Bluetooth mobile phones, PCs with Bluetooth modules installed, etc. are all master devices. (For example, when a Bluetooth mobile phone and a Bluetooth PC are paired, the user can enter a set of numbers on the Bluetooth mobile phone, and then enter the same set of numbers on the Bluetooth PC to complete the pairing between the two devices.)

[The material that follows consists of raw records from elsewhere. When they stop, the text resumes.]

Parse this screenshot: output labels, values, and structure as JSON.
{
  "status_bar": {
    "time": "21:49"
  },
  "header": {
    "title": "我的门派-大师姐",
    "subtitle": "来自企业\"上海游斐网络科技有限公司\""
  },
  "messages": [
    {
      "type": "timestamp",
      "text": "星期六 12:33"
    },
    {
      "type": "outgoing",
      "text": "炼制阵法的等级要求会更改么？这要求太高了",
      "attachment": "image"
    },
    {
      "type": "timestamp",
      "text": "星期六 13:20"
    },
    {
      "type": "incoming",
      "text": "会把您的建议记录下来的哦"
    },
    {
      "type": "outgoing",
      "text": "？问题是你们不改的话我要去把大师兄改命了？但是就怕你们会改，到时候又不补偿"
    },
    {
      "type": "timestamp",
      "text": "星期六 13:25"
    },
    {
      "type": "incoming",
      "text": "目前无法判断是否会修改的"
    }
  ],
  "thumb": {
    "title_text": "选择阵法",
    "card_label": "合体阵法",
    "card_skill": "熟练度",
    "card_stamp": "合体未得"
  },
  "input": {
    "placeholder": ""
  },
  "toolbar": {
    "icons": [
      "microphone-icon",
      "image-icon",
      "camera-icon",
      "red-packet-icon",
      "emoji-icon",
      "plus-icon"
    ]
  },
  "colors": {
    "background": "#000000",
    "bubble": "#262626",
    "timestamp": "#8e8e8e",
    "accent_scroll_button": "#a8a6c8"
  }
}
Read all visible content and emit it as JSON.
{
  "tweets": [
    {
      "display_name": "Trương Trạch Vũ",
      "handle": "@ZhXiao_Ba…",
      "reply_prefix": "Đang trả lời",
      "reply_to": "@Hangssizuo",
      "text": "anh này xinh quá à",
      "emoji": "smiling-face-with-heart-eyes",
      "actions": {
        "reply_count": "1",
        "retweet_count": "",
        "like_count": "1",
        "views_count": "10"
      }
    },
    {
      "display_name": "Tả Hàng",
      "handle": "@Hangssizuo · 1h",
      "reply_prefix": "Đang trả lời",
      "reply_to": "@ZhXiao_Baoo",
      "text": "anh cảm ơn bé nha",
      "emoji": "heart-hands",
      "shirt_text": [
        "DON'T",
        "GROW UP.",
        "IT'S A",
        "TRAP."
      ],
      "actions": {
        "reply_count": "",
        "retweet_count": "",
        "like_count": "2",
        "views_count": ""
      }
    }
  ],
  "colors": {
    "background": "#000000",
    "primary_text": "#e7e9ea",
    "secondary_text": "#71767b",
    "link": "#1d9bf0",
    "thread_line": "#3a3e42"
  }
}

(2) Bluetooth slave device
Slave devices generally do not have input terminals. Therefore, when a slave device leaves the factory, a 4-digit or 6-digit matching password is fixed in its Bluetooth chip. Bluetooth headsets, UD digital pens, etc. are all slave devices. (For example: when a Bluetooth PC is paired with a UD digital pen, the user correctly enters the Bluetooth matching password on the UD pen into the Bluetooth PC to complete the matching between the UD pen and the Bluetooth PC.)
Note:
Master devices and slave devices can be matched with each other, but slave devices cannot be matched with each other.
For example: a Bluetooth PC can be matched with a Bluetooth mobile phone; a Bluetooth PC can also be matched with a UD pen; but UD pens cannot be matched with each other.
A main device can match one or more other devices. For example, a Bluetooth mobile phone can generally only match 7 Bluetooth devices. However, a Bluetooth PC can match more than ten or even dozens of Bluetooth devices.
At the same time, only point-to-point communication is supported between Bluetooth devices.
2.3.5 Bluetooth Applications
Bluetooth technology can be applied to all aspects of daily life. For example, by introducing Bluetooth technology, the annoying connection cable between mobile phones and laptops can be removed and communication can be established wirelessly.
Printers, PDAs, desktop computers, fax machines, keyboards, game joysticks and all other digital devices can become part of the Bluetooth system.
3 Long-range cellular communication protocols
Long-distance cellular communication protocols are mainly the standards and protocols adopted by various telecom operators under 2/3/4/5G, NB-IoT and other technologies. We will not further advocate for telecom operators and large equipment manufacturers here.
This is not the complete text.